Bild: Wer hat ihr welches Medikament verschrieben? Fragen Sie doch Ihren Arzt o…
taz: Herr Weichert, das Magazin Der Spiegel berichtet, das süddeutsche
Apothekenrechenzentrum VSA verkaufe unzureichend verschlüsselte
Patientendaten an das US-Marktforschungsunternehmen IMS. VSA und IMS
dementieren: alles korrekt. Was stimmt denn nun?
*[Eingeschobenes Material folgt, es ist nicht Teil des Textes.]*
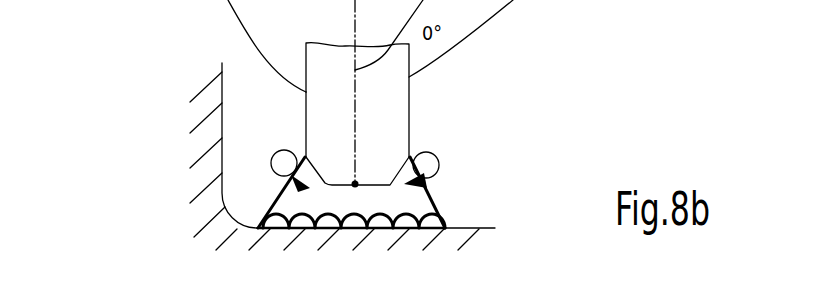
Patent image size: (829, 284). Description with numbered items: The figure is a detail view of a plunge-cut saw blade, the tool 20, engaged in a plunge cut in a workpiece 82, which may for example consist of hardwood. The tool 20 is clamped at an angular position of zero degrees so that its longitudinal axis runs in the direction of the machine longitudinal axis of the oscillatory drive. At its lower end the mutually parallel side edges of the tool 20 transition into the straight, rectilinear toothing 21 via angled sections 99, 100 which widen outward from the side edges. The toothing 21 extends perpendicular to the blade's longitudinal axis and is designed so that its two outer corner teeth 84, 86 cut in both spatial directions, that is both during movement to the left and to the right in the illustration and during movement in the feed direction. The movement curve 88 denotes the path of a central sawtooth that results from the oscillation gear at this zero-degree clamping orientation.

The tool 20 is at (398, 112).
The toothing 21 is at (403, 228).
The workpiece 82 is at (207, 133).
The outer corner tooth 84 is at (437, 205).
The outer corner tooth 86 is at (256, 214).
The movement curve 88 is at (440, 163).
The angled section 99 is at (309, 187).
The angled section 100 is at (420, 180).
Thilo Weichert: Im konkreten Fall handelt es sich genau genommen nicht um
eine Verschlüsselung, sondern eine Pseudonymisierung. Das heißt: Jeder
Datensatz ist ein eindeutiger und individueller Datensatz, der jederzeit
identifizierbar ist. Anonymisierung im Sinne des Gesetzes wird damit nicht
erreicht. Schon im September vergangenen Jahres hatten wir als
Landesdatenschutzbehörde dies mit den anderen Ländern intensiv diskutiert
und nachgewiesen. Bis auf die Behörden Bayerns und Hessens stimmten die
anderen 14 Stellen überein, dass die Pseudonymisierung von VSA und anderen
Rechenzentren nicht den Anforderungen genügt. Hier handelt es sich meines
Erachtens tatsächlich um den größten Datenskandal im medizinischen Bereich
in der Nachkriegsgeschichte.
Was bedeutet das für Patienten?
Patientinnen und Patienten müssen davon ausgehen, dass zu ihrer Person ein
Datensatz vorhanden ist, der unter Umständen über Jahre hinweg
nachvollzieht, welche Medikamente verschrieben werden. Konkret kann ein
Pharmaunternehmen sehen: Welcher Arzt hat wann welches Medikament
verschrieben. Wird zum Beispiel ein Produkt weniger oft verschrieben, kann
bei Ärzten gezielt dafür geworben werden. Das bedeutet: Die
Pharmaunternehmen nehmen mit den Daten Einfluss auf eine medizinische
Behandlung, was gesundheitliche Folgen für die Betroffenen zur Folge haben
kann.
Welche Verantwortung haben die Ärzte und Apotheker?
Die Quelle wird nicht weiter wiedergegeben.